PORT-AU-PRINCE, (Reuters) – Gunmen clashed with police in a running street battle in a slum district of Haiti’s capital yesterday, fueling fears of a resurgence of the election-related violence that hit the poor Caribbean nation last month.
At least one person was killed and several were arrested after protesters used burning tires to erect barricades across streets in Martissant, on the city’s south side, Port-au-Prince Police Commissioner Michaelange Gedeon told Reuters.
“They had set up barricades and fired off rounds of gunshots when we arrived. They started shooting at us. One of them was killed in a shootout with the police,” Gedeon said.

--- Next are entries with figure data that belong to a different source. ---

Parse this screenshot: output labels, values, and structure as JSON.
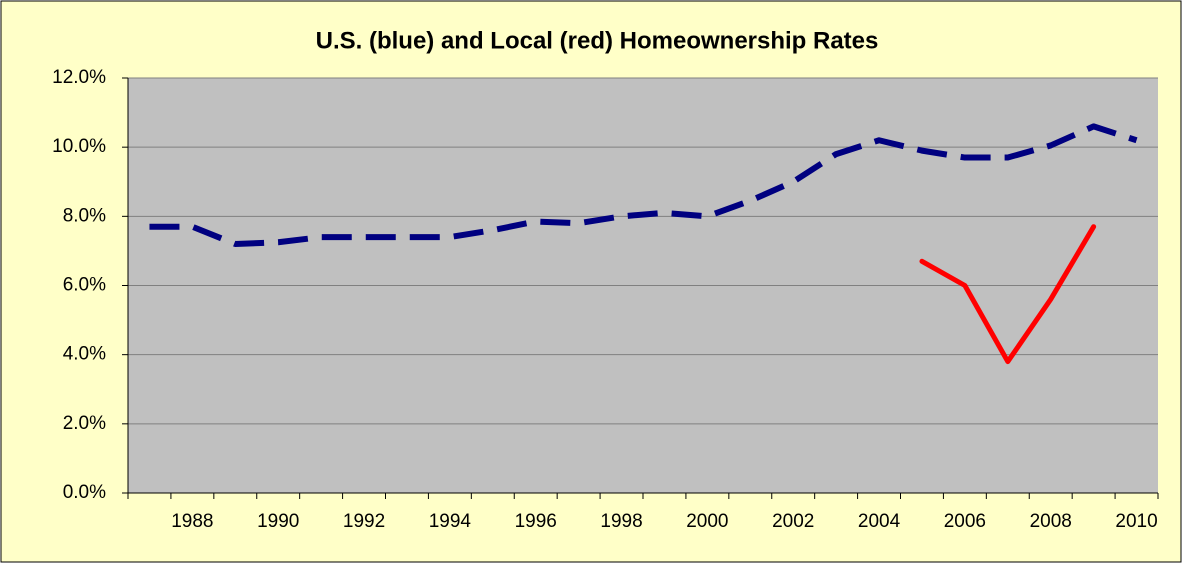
{
  "chart_data": {
    "type": "line",
    "title": "U.S. (blue) and Local (red) Homeownership Rates",
    "categories": [
      null,
      "1988",
      null,
      "1990",
      null,
      "1992",
      null,
      "1994",
      null,
      "1996",
      null,
      "1998",
      null,
      "2000",
      null,
      "2002",
      null,
      "2004",
      null,
      "2006",
      null,
      "2008",
      null,
      "2010"
    ],
    "series": [
      {
        "color": "#000080",
        "dashed": true,
        "values": [
          7.7,
          7.7,
          7.2,
          7.25,
          7.4,
          7.4,
          7.4,
          7.4,
          7.6,
          7.85,
          7.8,
          8.0,
          8.1,
          8.0,
          8.45,
          9.0,
          9.8,
          10.2,
          9.9,
          9.7,
          9.7,
          10.05,
          10.6,
          10.2
        ]
      },
      {
        "color": "#ff0000",
        "dashed": false,
        "values": [
          null,
          null,
          null,
          null,
          null,
          null,
          null,
          null,
          null,
          null,
          null,
          null,
          null,
          null,
          null,
          null,
          null,
          null,
          6.7,
          6.0,
          3.8,
          5.6,
          7.7,
          null
        ]
      }
    ],
    "ylim": [
      0,
      12
    ],
    "yticks": [
      {
        "value": 0,
        "label": "0.0%"
      },
      {
        "value": 2,
        "label": "2.0%"
      },
      {
        "value": 4,
        "label": "4.0%"
      },
      {
        "value": 6,
        "label": "6.0%"
      },
      {
        "value": 8,
        "label": "8.0%"
      },
      {
        "value": 10,
        "label": "10.0%"
      },
      {
        "value": 12,
        "label": "12.0%"
      }
    ],
    "grid": true
  }
}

He said it was not immediately clear what triggered the protest. But it came amid widespread concerns that an experts’ report from the Organization of American States (OAS), which challenges the official results of Haiti’s Nov. 28 national elections, could spur fresh outbreaks of unrest.

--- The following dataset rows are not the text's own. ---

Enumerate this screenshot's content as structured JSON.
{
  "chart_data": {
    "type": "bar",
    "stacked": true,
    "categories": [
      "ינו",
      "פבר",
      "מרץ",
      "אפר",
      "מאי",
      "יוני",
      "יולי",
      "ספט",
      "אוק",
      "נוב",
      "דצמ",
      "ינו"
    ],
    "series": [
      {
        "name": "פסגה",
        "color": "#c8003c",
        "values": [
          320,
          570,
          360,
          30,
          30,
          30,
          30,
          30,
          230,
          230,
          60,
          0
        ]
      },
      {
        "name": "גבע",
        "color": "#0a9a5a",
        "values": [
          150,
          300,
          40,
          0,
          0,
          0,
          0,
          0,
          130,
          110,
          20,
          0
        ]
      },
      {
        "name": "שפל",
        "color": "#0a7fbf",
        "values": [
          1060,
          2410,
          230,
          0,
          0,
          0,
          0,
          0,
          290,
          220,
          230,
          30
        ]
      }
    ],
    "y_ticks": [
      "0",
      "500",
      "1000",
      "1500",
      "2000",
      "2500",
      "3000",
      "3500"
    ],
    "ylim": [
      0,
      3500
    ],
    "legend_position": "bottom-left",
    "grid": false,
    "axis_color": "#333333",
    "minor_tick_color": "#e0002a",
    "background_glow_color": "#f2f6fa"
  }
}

Burning barricades went up in at least two other areas of Port-au-Prince after the incident in Martissant, and there were reports linking the protests to armed supporters of Jude Celestin, Haitian President Rene Preval’s handpicked successor.
The OAS report recommends that Celestin be eliminated from a second-round run-off election because of numerous problems with preliminary results from the poll.

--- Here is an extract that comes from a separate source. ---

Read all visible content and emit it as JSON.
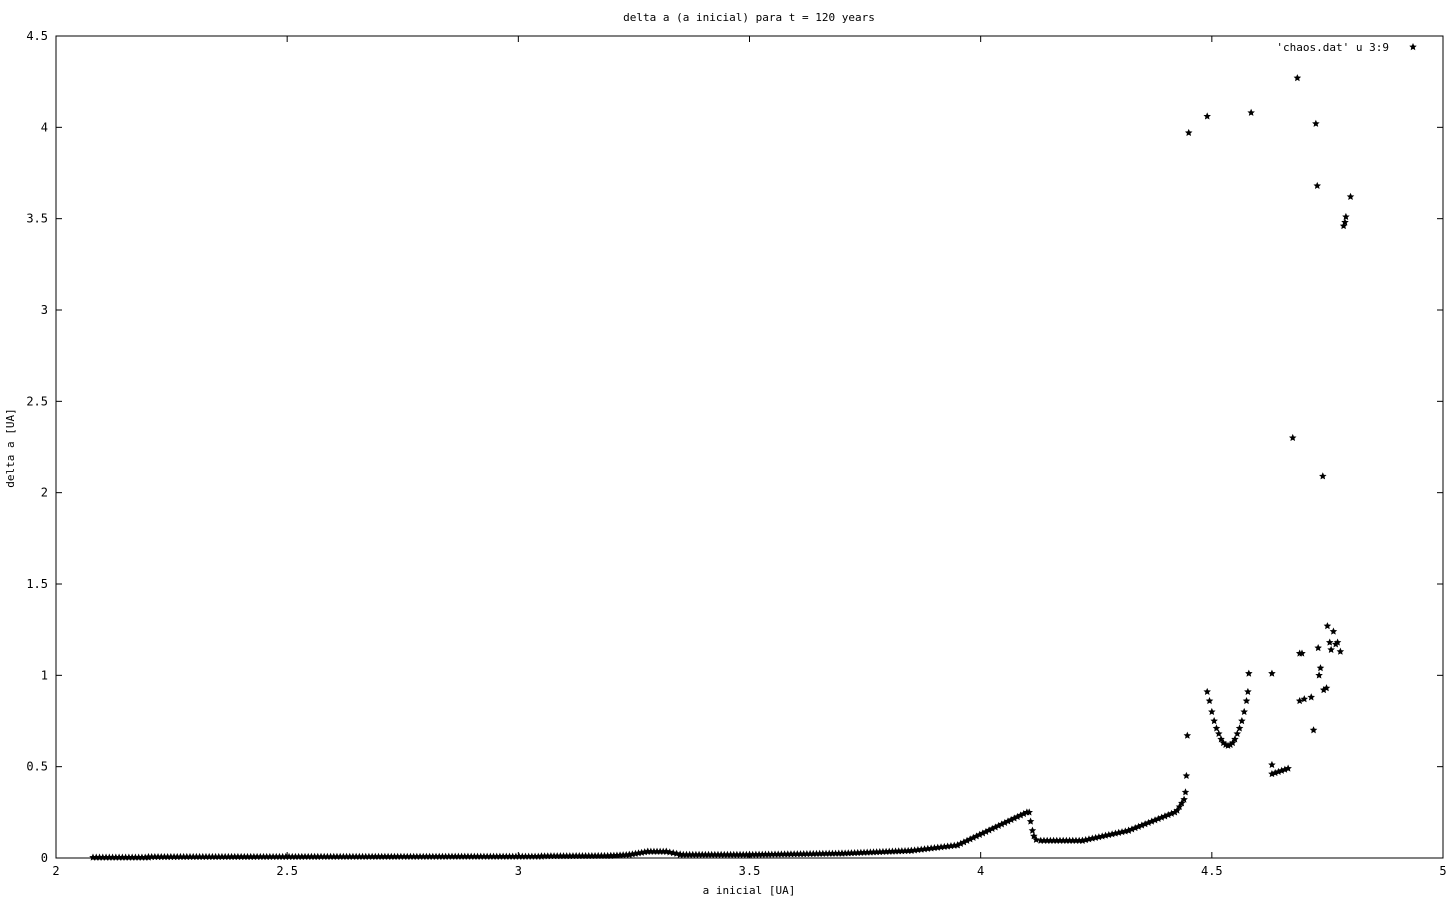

“The protesters, partisans of Celestin, said they were demonstrating against the OAS,” said Michel Sylvain, who watched as young men, some of them brandishing handguns, used gasoline to torch tires early on Friday along a road linking Port-au-Prince to the international airport.
He said he watched as one of them spray-painted the words “Jude Celestin ou Lamo,” Haitian Creole for “Jude Celestin or Death” on a wall along the airport road.
The incidents added to tensions and uncertainty two days after Haiti marked the first anniversary of the devastating Jan. 12, 2010, earthquake in the volatile Caribbean country.